Se por um lado a geração Z é taxada de “mimada e desmotivada”, por outro os pais de jovens dessa geração, que estão nas gerações X e Millenial, são considerados superprotetores.
E o que leva à isso?
Recrutadores relatam que os pais afirmam acreditar que estão ajudando seus filhos, fornecendo suporte e orientação durante o processo de entrevista. Eles podem se preocupar com o desempenho do candidato e querer garantir que eles tenham a melhor chance possível de conseguir o emprego.
Outro fator relatado por recrutadores é a segurança, principalmente no caso de filhas mulheres. Há pais que demonstram medo da possibilidade de os filhos caírem em um golpe ou que sejam sequestrados, por exemplo.
Presença não solicitada
Além das entrevistas presenciais, o problema também ocorre em entrevistas online.
Muitos recrutadores têm testemunhado a presença não solicitada dos pais durante as entrevistas de emprego via Zoom.

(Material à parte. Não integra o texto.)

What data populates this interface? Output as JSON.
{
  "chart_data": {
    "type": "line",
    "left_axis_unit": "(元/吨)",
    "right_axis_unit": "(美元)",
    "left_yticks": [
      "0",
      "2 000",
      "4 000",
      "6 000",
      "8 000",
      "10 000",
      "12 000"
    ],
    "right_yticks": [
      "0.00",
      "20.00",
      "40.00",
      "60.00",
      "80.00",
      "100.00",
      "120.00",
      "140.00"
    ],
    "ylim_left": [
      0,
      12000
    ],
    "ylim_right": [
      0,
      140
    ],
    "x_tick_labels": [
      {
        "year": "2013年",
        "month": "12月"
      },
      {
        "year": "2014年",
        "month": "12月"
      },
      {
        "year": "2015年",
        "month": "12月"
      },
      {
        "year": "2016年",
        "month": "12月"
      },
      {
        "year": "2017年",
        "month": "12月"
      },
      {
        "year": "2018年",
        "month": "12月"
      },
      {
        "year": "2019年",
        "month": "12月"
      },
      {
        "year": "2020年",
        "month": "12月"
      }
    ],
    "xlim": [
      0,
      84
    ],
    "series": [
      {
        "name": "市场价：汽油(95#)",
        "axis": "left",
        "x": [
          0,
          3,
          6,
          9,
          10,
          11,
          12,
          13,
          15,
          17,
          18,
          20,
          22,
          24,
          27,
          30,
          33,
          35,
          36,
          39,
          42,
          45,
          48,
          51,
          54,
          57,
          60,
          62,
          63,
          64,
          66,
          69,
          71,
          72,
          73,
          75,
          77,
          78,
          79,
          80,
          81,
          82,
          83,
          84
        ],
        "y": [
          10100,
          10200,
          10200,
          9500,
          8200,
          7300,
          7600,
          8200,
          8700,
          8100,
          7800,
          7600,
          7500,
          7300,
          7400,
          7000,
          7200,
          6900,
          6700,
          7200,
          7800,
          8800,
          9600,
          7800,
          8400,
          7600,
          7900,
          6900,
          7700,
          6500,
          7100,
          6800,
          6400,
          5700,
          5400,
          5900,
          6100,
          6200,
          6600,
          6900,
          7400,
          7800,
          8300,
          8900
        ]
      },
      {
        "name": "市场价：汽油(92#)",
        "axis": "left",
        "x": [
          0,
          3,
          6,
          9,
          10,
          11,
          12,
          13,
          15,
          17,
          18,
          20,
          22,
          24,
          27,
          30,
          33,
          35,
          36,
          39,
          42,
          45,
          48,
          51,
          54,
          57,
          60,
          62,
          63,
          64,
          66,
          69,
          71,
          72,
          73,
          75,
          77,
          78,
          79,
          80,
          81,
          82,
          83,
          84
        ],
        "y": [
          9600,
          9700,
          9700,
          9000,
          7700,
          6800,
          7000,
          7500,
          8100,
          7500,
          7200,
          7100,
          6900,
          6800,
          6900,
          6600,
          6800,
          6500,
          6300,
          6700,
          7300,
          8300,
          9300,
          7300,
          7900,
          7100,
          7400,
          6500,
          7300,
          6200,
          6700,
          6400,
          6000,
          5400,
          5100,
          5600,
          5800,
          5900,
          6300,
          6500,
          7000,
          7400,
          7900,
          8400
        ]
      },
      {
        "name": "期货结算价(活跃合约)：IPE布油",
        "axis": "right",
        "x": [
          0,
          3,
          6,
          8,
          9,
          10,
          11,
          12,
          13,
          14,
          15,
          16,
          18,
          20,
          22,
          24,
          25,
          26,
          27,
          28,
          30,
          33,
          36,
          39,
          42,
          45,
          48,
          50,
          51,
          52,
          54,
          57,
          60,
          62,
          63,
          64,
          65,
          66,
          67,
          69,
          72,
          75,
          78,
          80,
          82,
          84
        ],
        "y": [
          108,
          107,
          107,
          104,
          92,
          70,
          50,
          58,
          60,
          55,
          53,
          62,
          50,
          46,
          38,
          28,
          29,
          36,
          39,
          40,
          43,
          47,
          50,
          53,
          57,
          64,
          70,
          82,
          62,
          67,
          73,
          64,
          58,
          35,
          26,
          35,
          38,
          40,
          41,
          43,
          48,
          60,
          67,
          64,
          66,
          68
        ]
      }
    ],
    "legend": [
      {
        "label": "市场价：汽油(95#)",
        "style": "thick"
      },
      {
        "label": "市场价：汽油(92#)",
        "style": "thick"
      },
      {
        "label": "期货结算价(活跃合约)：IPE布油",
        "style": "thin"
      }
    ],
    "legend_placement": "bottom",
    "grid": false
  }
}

Os recrutadores compartilharam suas experiências, revelando que, em alguns casos, os pais estavam presentes no mesmo ambiente físico que o candidato. Inclusive, às vezes, até mesmo sentados ao lado deles.
Em outros casos os pais estavam visíveis na tela do Zoom, como se estivessem supervisionando ativamente a entrevista.
Essa situação pode gerar desconforto tanto para o candidato quanto para o recrutador, afetando a dinâmica da entrevista.
Problemas de socialização
Um outro efeito colateral dos pais superprotetores para a geração Z é a desconexão social dos jovens.
Recrutadores relatam que os jovens dessa geração tem maior dificuldade em fazer contato visual em entrevistas e em se conectar socialmente com colegas de trabalho.
Uma pesquisa do Grupo Rabbit ouviu 28 mil famílias com filhos em escolas particulares do Brasil, e mostrou que 53% dos jovens tem comportamento passivo nas redes sociais, apenas vendo e escutando, e não interagindo socialmente.
CEO do Grupo Rabbit, Christian Coelho destaca que a interação social tem um impacto significativo na saúde mental.
“Estudos mostram que aqueles que têm dificuldade de se relacionar tendem a apresentar maiores níveis de stress, ansiedade, depressão e agressividade”, detalha Coelho.
Para especialistas da área de recursos humanos e psicologia, a questão é oriunda da infância e da adolescência desses jovens e dos estímulos que os pais lhes deram ao longo desses períodos.
Ou seja, os pais, ao agirem de forma superprotetora, impedindo os filhos de vivenciarem desafios, problemas e perigos do mundo, acabam por formar adultos com dificuldades em tomarem decisões ou agirem tanto na vida pessoal como na profissional.